Key Markets Reacting to GDP Capital Expenditure QoQ
Japan’s robust capex data has triggered notable moves across equity and forex markets. Industrial and capital goods stocks, as well as the yen, are particularly sensitive to shifts in investment momentum. Below are key symbols directly impacted by the latest GDP Capital Expenditure release:
- AAPL — Apple’s Japanese supply chain exposure makes it responsive to capex-driven demand for electronics and components.
- USDJPY — The yen’s value often reflects shifts in Japanese investment and growth expectations.
- BTCUSD — Bitcoin’s risk sentiment correlation means strong Japanese capex can influence crypto flows, especially during periods of global uncertainty.
| Year | GDP Capex QoQ (%) | USDJPY (avg) |
|---|---|---|
| 2020 | -3.2 | 106.8 |
| 2021 | 1.1 | 109.7 |
| 2022 | 0.9 | 131.5 |
| 2023 | 0.7 | 139.9 |
| 2024 | 1.0 | 143.2 |
| 2025 | 0.8 | 147.6 |
Since 2020, periods of stronger Japanese capex have generally coincided with yen depreciation, as seen in the rising USDJPY average. This reflects both capital outflows and shifting growth expectations.
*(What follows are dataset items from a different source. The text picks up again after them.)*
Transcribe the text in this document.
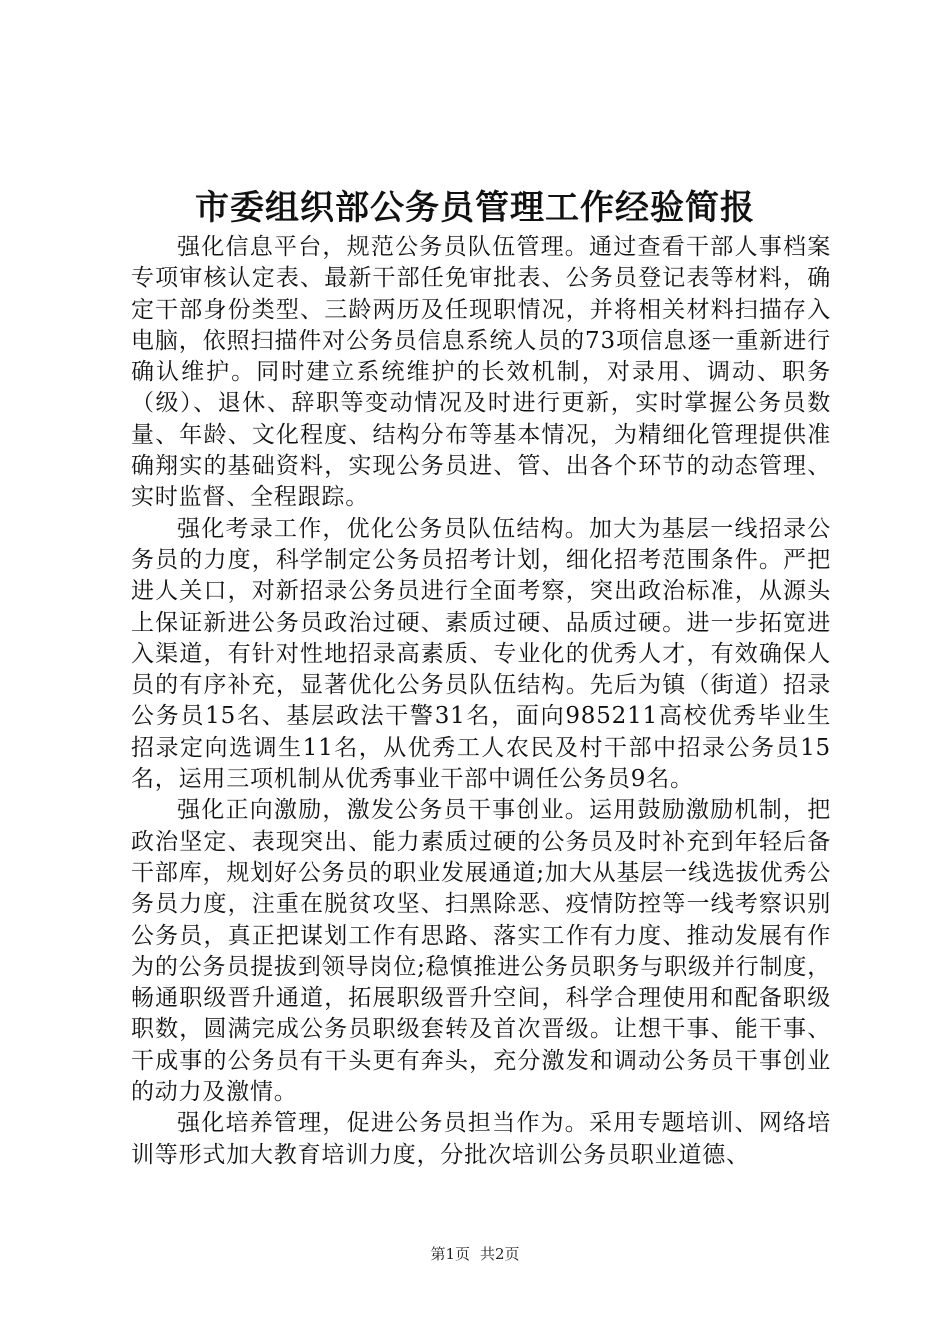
市委组织部公务员管理工作经验简报

强化信息平台，规范公务员队伍管理。通过查看干部人事档案专项审核认定表、最新干部任免审批表、公务员登记表等材料，确定干部身份类型、三龄两历及任现职情况，并将相关材料扫描存入电脑，依照扫描件对公务员信息系统人员的73项信息逐一重新进行确认维护。同时建立系统维护的长效机制，对录用、调动、职务（级）、退休、辞职等变动情况及时进行更新，实时掌握公务员数量、年龄、文化程度、结构分布等基本情况，为精细化管理提供准确翔实的基础资料，实现公务员进、管、出各个环节的动态管理、实时监督、全程跟踪。

强化考录工作，优化公务员队伍结构。加大为基层一线招录公务员的力度，科学制定公务员招考计划，细化招考范围条件。严把进人关口，对新招录公务员进行全面考察，突出政治标准，从源头上保证新进公务员政治过硬、素质过硬、品质过硬。进一步拓宽进入渠道，有针对性地招录高素质、专业化的优秀人才，有效确保人员的有序补充，显著优化公务员队伍结构。先后为镇（街道）招录公务员15名、基层政法干警31名，面向985211高校优秀毕业生招录定向选调生11名，从优秀工人农民及村干部中招录公务员15名，运用三项机制从优秀事业干部中调任公务员9名。

强化正向激励，激发公务员干事创业。运用鼓励激励机制，把政治坚定、表现突出、能力素质过硬的公务员及时补充到年轻后备干部库，规划好公务员的职业发展通道;加大从基层一线选拔优秀公务员力度，注重在脱贫攻坚、扫黑除恶、疫情防控等一线考察识别公务员，真正把谋划工作有思路、落实工作有力度、推动发展有作为的公务员提拔到领导岗位;稳慎推进公务员职务与职级并行制度，畅通职级晋升通道，拓展职级晋升空间，科学合理使用和配备职级职数，圆满完成公务员职级套转及首次晋级。让想干事、能干事、干成事的公务员有干头更有奔头，充分激发和调动公务员干事创业的动力及激情。

强化培养管理，促进公务员担当作为。采用专题培训、网络培训等形式加大教育培训力度，分批次培训公务员职业道德、

第1页 共2页
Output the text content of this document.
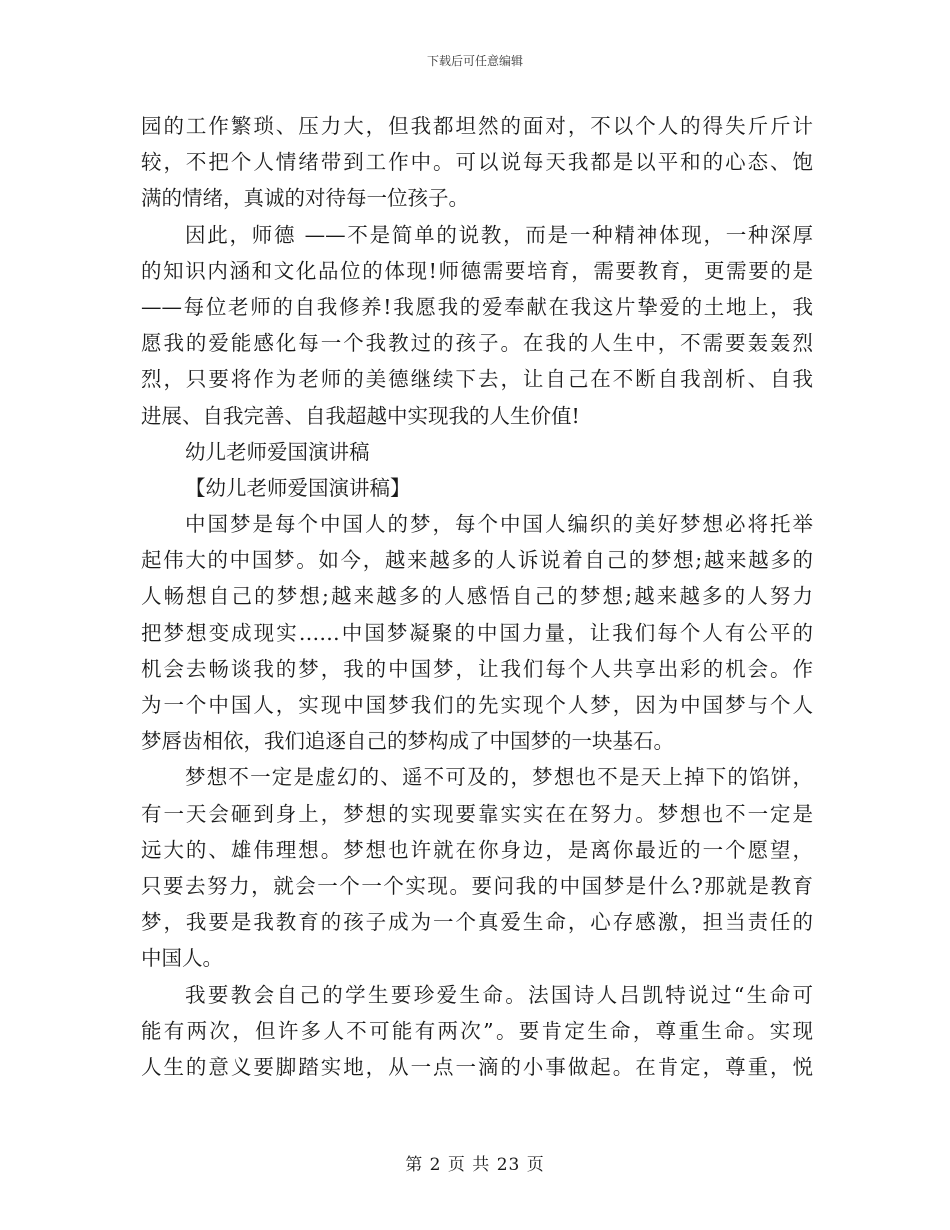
下载后可任意编辑
园的工作繁琐、压力大，但我都坦然的面对，不以个人的得失斤斤计
较，不把个人情绪带到工作中。可以说每天我都是以平和的心态、饱
满的情绪，真诚的对待每一位孩子。
因此，师德 ——不是简单的说教，而是一种精神体现，一种深厚
的知识内涵和文化品位的体现!师德需要培育，需要教育，更需要的是
——每位老师的自我修养!我愿我的爱奉献在我这片挚爱的土地上，我
愿我的爱能感化每一个我教过的孩子。在我的人生中，不需要轰轰烈
烈，只要将作为老师的美德继续下去，让自己在不断自我剖析、自我
进展、自我完善、自我超越中实现我的人生价值!
幼儿老师爱国演讲稿
【幼儿老师爱国演讲稿】
中国梦是每个中国人的梦，每个中国人编织的美好梦想必将托举
起伟大的中国梦。如今，越来越多的人诉说着自己的梦想;越来越多的
人畅想自己的梦想;越来越多的人感悟自己的梦想;越来越多的人努力
把梦想变成现实……中国梦凝聚的中国力量，让我们每个人有公平的
机会去畅谈我的梦，我的中国梦，让我们每个人共享出彩的机会。作
为一个中国人，实现中国梦我们的先实现个人梦，因为中国梦与个人
梦唇齿相依，我们追逐自己的梦构成了中国梦的一块基石。
梦想不一定是虚幻的、遥不可及的，梦想也不是天上掉下的馅饼，
有一天会砸到身上，梦想的实现要靠实实在在努力。梦想也不一定是
远大的、雄伟理想。梦想也许就在你身边，是离你最近的一个愿望，
只要去努力，就会一个一个实现。要问我的中国梦是什么?那就是教育
梦，我要是我教育的孩子成为一个真爱生命，心存感激，担当责任的
中国人。
我要教会自己的学生要珍爱生命。法国诗人吕凯特说过“生命可
能有两次，但许多人不可能有两次”。要肯定生命，尊重生命。实现
人生的意义要脚踏实地，从一点一滴的小事做起。在肯定，尊重，悦
第 2 页 共 23 页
FAQ: Japan GDP Capital Expenditure Surges 1.3% QoQ in February: Investment Momentum Returns
- What does the latest GDP Capital Expenditure figure mean for Japan’s economy?
- The 1.3% QoQ rise in February signals a strong rebound in corporate investment, reversing January’s contraction and suggesting renewed business confidence.
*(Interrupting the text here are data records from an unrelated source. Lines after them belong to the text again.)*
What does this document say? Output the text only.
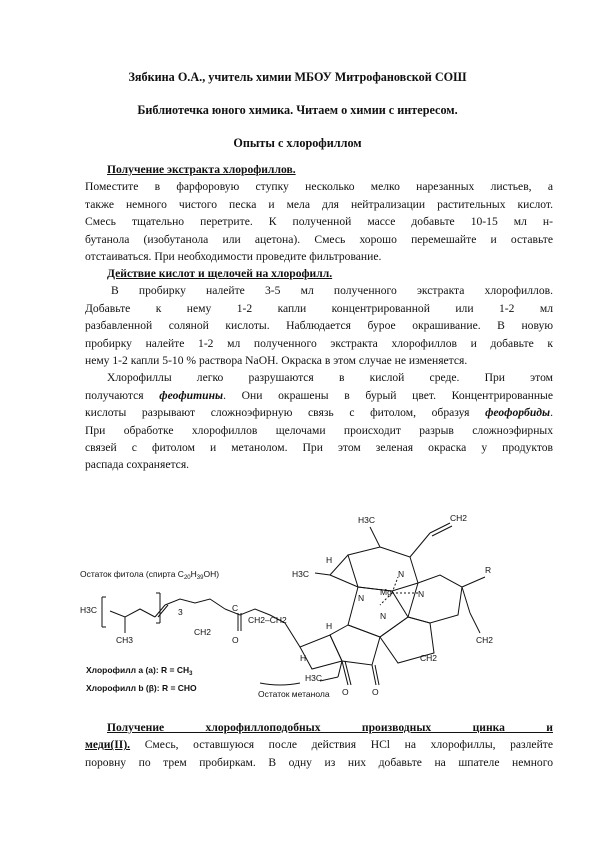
Зябкина О.А., учитель химии МБОУ Митрофановской СОШ
Библиотечка юного химика. Читаем о химии с интересом.
Опыты с хлорофиллом
Получение экстракта хлорофиллов.
Поместите в фарфоровую ступку несколько мелко нарезанных листьев, а
также немного чистого песка и мела для нейтрализации растительных кислот.
Смесь тщательно перетрите. К полученной массе добавьте 10-15 мл н-
бутанола (изобутанола или ацетона). Смесь хорошо перемешайте и оставьте
отстаиваться. При необходимости проведите фильтрование.
Действие кислот и щелочей на хлорофилл.
В пробирку налейте 3-5 мл полученного экстракта хлорофиллов.
Добавьте к нему 1-2 капли концентрированной или 1-2 мл
разбавленной соляной кислоты. Наблюдается бурое окрашивание. В новую
пробирку налейте 1-2 мл полученного экстракта хлорофиллов и добавьте к
нему 1-2 капли 5-10 % раствора NaOH. Окраска в этом случае не изменяется.
Хлорофиллы легко разрушаются в кислой среде. При этом
получаются феофитины. Они окрашены в бурый цвет. Концентрированные
кислоты разрывают сложноэфирную связь с фитолом, образуя феофорбиды.
При обработке хлорофиллов щелочами происходит разрыв сложноэфирных
связей с фитолом и метанолом. При этом зеленая окраска у продуктов
распада сохраняется.
H3C	CH2
H3C
H
N
N
Mg	N
N
R
CH2
H
H
H3C
O	O
CH2
H3C
CH3
CH2
CH2–CH2
C
O
3
Остаток фитола (спирта $C_{20}H_{39}OH$)
Остаток метанола
Хлорофилл a (а): $R = CH_3$
Хлорофилл b (β): R = CHO
Получение хлорофиллоподобных производных цинка и
меди(II). Смесь, оставшуюся после действия HCl на хлорофиллы, разлейте
поровну по трем пробиркам. В одну из них добавьте на шпателе немного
- How does this month’s result compare to recent trends?
- February’s print is the highest since May 2025 and well above the 12-month average of 0.8%, breaking a two-month downtrend.
- Why is GDP Capital Expenditure QoQ important for investors?
- This indicator tracks corporate investment, a key driver of economic growth and a leading signal for equity and currency market moves.
Japan’s February capex surge marks a pivotal shift in the nation’s investment cycle.
Updated 3/10/26
This has been drafted with AI assistance and then thoroughly reviewed, refined, and approved by our human editorial team to ensure accuracy, and originality.
- Sigmanomics database, GDP Capital Expenditure QoQ, JP, 2025–2026.
- Bank of Japan official statements, 2025–2026.
- Japanese government economic releases, 2025–2026.









February’s 1.3% rise in GDP Capital Expenditure sharply contrasts with January’s -0.2% contraction and exceeds the 12-month average of 0.8%. The indicator has now recovered to levels last seen in August 2025, when it also posted a 1.3% increase.
Compared to the prior six months, February’s print marks a decisive break from the subdued trend observed in late 2025. The volatility in recent readings—ranging from -0.2% to 1.3%—highlights the sensitivity of investment to both domestic and global demand shifts.